Dissertation and Thesis Defenses

Defenses
Defenses

Dane Seaberg
MS Thesis Defense
Wednesday, April 10, 9:00am
112 Schorr Center

"FastLane: Flow-Based Channel Assignment in Dense Wireless Networks"

Wireless communication in dense networks is becoming more apparent and presents challenges in achieving reliable and near real-time communication. While some works have begun to address dense wireless networks, few address both reliability and latency. In this paper we introduce FastLane, a method of flow-based channel assignment for dense wireless networks, which works to achieve reliable, near real-time communication in a dense environment. FastLane uses an assignment mechanism that assigns channels at a flow-level granularity, rather than a tree-level or link-level granularity. Our scheme also takes into account channel quality and can adapt as the quality changes over time. We have created an extensive event-driven simulator to measure the performance of our design in terms of packet delivery rate and end-to-end latency, and also implemented our work on the MicaZ platform and evaluate in a real test bed. In the simulation and evaluation we compare FastLane to two state-of-the -art tree-level and link-level designs: RACNet and MMSN, respectively. Our results show considerable improvements of latency in even high densities while still achieving a comparable delivery rate.

Derrick Lam
MS Thesis Defense
Thursday, April 11, 11 a.m.
347 Avery Hall

"Improving Virtual Collaboration: Modeling for Recommendation Systems in a Classroom Wiki Environment"

Collaboration is of increased importance in today’s society, with increased emphasis placed on working jointly with others, whether it is in the classroom, in the lab, in the workplace, or virtually across the world. The wiki is one particular virtual collaboration tool that is gaining particular prominence in recent years, enabling people – either in small project groups or as part of the wiki’s entire user base – to socially construct knowledge asynchronously on a wide variety of topics. However, there are few intelligent support tools for wikis available, particularly those providing recommendation-based support to users.
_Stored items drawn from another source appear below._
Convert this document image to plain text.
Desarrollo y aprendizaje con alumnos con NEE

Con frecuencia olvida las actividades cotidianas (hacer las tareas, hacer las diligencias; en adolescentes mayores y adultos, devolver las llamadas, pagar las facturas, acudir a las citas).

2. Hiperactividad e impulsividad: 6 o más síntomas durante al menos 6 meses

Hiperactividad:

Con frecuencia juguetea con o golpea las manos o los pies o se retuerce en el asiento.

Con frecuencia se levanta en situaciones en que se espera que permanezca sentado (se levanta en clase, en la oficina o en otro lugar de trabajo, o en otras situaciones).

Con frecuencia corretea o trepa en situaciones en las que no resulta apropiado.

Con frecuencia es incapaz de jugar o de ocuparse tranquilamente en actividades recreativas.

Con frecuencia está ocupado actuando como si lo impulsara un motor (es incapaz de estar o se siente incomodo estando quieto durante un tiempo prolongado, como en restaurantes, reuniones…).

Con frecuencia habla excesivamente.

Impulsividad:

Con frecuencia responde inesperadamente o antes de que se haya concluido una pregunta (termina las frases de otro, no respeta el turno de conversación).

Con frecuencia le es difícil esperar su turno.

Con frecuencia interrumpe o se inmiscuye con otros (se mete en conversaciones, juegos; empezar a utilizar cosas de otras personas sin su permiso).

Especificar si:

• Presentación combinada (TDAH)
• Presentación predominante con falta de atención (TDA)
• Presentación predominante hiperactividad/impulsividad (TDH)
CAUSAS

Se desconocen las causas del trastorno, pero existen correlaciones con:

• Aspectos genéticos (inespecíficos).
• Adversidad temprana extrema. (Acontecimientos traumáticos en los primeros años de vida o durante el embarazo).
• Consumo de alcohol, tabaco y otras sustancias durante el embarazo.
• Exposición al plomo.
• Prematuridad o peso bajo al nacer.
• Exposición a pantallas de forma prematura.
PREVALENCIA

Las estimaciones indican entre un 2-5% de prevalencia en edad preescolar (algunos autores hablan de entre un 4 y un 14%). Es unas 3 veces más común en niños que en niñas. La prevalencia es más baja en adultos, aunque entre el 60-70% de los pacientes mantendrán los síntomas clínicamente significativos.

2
This thesis investigates the topic of user and data modeling for recommendation systems in a wiki environment. In addition to conventional usage data, the proposed model uses new metrics designed for the wiki domain, including active-passive activity level rating and minimalist-overachiever score. The active-passive activity level rating provides a quick overview of a participant’s collaborative activity composition and can be leveraged to alert moderators when participants aren’t meeting expectations. The minimalist-overachiever score strongly correlates to evaluations that participants have received and can be used as an aid in determining performance in future collaborations. These, along with other findings, serve as the foundation for improved virtual collaboration.

Shant Karakashian
PhD Thesis Defense
Thursday, April 11, 3:30 p.m.
108 Avery Hall

"Practical Tractability of CSPs by Higher Level Consistency and Tree Decomposition"

Constraint Satisfaction is a flexible paradigm for modeling many decision problems in Engineering, Computer Science, and Management. Constraint Satisfaction Problems (CSPs) are in general NP-complete and are usually solved with search. Research has identified various islands of tractability, which enable solving certain CSPs with backtrack-free search. For example, one sufficient condition for tractability relates the consistency level of a CSP to treewidth of the CSP’s constraint network. However, enforcing higher levels of consistency on a CSP may require the addition of constraints, thus altering the topology of the constraint network and increasing its treewidth. This thesis addresses the following question: How close can we approach in practice the tractability guaranteed by the relationship between the level of consistency in a CSP and the treewidth of its constraint network?

To achieve “practical tractability,” this thesis proposes: (1) New local consistency properties and algorithms for enforcing them without adding constraints or altering the network's topology; (2) Methods to enforce these consistency properties on the clusters of a tree decomposition of the CSP; and (3) Schemes to bolster the propagation between the clusters of the tree decomposition.

Our empirical evaluation shows that our techniques approach us to practical tractability, and that they are both applicable and useful. We theoretically characterize the proposed consistency properties and empirically evaluate our techniques on benchmark problems. Our techniques for higher level consistency exhibit their best performances on difficult benchmark problems. They solve a larger number of difficult problem instances than algorithms enforcing weaker consistency properties, and moreover they solve them in an almost backtrack-free manner.